Feasibility was another pivotal aspect. Patients from varying educational backgrounds easily understood the GLFS-25CV and required an average completion time of just 4.81 ± 0.51 min. Such brevity and ease of use are critical advantages, particularly in clinical settings where time and patient compliance are paramount. The simple and clear design of the GLFS-25CV minimizes patient burden and improves compliance, making it a practical tool for widespread clinical use. Furthermore, these features are especially important in resource-limited settings or large-scale epidemiological studies, where patient adherence and efficiency are paramount. The ability to complete the scale quickly and easily enhances its practicality, providing clinicians with an effective tool for functional evaluation in KOA and TKA patients.
While the findings of this study are promising, several limitations should be considered. First, as participants were recruited from a single tertiary hospital in north-western China, the results may not reflect patterns seen in other regions; future multi-center work will be important for national confirmation. Second, because only postoperative data were gathered, the study could not evaluate responsiveness; longitudinal datasets incorporating both pre- and postoperative assessments are recommended. Third, women comprised the majority of the sample, limiting any sex-specific conclusions; larger, gender-balanced cohorts should be explored. Finally, qualitative follow-up in groups with lower literacy or distinct cultural backgrounds would help verify item comprehension and further fine-tune the GLFS-25CV for diverse settings.
In conclusion, the GLFS-25CV was successfully translated and culturally adapted, demonstrating excellent psychometric properties.

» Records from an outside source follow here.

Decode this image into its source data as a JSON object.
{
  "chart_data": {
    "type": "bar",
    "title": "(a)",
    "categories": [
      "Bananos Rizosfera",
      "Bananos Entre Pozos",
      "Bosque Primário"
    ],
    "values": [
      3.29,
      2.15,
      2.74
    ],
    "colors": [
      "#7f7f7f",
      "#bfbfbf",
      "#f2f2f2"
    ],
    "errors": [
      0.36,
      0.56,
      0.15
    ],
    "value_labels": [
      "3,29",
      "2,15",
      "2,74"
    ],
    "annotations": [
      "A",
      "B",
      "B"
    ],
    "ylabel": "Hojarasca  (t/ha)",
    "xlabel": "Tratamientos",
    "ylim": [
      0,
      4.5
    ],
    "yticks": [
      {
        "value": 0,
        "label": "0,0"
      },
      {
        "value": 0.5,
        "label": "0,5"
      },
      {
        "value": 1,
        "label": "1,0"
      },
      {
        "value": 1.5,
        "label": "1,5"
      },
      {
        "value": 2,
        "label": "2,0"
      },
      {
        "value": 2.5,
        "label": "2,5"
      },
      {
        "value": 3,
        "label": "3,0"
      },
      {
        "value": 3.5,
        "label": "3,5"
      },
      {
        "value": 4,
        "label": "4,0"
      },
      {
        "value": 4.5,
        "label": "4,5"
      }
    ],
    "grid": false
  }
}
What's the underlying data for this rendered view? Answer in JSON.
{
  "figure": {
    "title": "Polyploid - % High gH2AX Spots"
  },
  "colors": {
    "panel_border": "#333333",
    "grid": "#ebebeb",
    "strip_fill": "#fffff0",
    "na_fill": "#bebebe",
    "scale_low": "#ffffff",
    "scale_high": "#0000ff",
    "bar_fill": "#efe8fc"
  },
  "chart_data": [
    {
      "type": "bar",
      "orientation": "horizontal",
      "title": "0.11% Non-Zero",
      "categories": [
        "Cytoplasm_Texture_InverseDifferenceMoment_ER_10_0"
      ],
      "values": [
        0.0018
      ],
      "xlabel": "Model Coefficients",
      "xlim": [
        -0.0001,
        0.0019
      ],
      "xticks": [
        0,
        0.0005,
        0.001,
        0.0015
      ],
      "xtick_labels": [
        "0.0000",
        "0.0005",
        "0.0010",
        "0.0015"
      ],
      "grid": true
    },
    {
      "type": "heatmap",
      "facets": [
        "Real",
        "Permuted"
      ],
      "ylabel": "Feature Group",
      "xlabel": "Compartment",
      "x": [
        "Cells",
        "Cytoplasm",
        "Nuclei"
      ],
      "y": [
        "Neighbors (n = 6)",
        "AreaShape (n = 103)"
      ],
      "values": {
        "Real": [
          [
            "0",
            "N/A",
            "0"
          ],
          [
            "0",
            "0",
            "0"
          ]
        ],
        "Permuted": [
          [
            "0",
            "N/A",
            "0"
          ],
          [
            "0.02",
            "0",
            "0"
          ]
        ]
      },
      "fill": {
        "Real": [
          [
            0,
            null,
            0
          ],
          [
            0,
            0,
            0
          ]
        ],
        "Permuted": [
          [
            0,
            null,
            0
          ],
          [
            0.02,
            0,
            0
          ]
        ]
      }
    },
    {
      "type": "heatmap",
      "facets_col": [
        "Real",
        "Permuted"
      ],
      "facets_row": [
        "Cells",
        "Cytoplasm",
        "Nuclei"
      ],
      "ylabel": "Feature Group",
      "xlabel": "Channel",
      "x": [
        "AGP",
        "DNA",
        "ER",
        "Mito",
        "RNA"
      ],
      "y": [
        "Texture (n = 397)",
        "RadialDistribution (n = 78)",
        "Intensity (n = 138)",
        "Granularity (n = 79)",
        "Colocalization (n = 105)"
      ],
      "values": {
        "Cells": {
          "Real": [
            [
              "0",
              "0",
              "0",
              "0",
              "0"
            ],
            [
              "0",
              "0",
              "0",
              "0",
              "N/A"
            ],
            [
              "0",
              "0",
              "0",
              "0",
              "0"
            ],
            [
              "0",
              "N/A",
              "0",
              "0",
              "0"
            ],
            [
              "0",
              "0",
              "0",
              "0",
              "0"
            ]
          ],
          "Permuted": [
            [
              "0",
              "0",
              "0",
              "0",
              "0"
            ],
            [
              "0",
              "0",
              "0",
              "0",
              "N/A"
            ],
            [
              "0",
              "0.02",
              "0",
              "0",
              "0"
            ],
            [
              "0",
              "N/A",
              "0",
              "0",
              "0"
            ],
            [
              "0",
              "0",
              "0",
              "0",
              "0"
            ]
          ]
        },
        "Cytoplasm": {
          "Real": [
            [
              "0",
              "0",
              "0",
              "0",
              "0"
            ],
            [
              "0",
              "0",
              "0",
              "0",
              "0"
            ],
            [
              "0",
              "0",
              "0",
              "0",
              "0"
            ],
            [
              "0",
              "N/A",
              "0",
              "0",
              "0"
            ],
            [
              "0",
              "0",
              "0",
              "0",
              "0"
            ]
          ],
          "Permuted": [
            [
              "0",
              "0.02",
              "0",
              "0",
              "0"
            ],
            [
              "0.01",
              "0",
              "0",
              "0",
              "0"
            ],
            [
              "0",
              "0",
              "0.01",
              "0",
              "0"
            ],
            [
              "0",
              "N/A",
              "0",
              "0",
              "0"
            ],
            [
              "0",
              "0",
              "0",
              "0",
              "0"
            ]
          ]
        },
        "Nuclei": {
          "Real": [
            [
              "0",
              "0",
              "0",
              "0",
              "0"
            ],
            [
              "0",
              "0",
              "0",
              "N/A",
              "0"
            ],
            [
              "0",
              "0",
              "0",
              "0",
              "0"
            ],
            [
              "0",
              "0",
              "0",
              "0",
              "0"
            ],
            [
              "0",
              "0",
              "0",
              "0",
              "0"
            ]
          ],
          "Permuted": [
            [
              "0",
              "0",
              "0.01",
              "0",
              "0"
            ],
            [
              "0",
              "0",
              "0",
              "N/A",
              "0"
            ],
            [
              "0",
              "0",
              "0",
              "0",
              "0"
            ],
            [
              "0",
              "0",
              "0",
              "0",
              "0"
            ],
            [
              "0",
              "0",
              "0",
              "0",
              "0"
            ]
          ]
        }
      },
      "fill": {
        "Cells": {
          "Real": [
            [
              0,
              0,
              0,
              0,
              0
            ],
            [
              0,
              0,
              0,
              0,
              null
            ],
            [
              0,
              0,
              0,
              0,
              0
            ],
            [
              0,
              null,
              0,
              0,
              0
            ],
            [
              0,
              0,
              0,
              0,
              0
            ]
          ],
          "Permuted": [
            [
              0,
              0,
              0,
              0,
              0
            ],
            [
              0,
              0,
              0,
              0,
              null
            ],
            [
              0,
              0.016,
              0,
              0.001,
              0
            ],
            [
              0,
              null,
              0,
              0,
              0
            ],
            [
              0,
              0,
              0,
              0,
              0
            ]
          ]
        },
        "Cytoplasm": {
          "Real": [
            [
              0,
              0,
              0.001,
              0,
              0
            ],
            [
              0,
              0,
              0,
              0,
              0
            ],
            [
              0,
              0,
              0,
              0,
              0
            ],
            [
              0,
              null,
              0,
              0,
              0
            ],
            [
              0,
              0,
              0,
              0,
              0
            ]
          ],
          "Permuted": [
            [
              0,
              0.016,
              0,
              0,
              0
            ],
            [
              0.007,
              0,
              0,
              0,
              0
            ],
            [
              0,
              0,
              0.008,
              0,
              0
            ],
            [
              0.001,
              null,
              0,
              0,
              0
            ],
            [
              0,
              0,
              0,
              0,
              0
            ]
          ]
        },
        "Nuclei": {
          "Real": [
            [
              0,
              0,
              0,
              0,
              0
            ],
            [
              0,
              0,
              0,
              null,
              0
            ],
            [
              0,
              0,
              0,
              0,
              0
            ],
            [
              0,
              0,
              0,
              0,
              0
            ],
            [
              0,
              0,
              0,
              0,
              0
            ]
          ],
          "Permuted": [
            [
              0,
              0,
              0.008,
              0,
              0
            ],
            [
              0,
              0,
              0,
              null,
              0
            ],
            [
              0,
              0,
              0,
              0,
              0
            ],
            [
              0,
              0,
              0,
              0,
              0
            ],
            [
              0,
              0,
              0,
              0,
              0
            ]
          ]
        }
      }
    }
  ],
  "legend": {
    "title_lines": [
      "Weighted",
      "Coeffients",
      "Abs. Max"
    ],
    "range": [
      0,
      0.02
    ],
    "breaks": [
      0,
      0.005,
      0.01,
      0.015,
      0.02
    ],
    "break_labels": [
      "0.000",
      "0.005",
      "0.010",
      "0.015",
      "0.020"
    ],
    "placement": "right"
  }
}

The scale was found to be reliable, valid and easy to understand, making it a suitable tool for evaluating knee function in mainland China populations with KOA, post-operatively following TKA. The GLFS-25CV’s strong psychometric properties suggest it is a valuable instrument for clinical practice and research. We recommend its use in both clinical settings and large-scale research studies assessing the outcomes of TKA in China. Furthermore, additional studies are needed to explore the long-term responsiveness of the GLFS-25CV and its ability to capture changes in patient function over time, which would further establish its role in monitoring recovery in postoperative patients and potentially serve as a standardized instrument for international use in similar populations.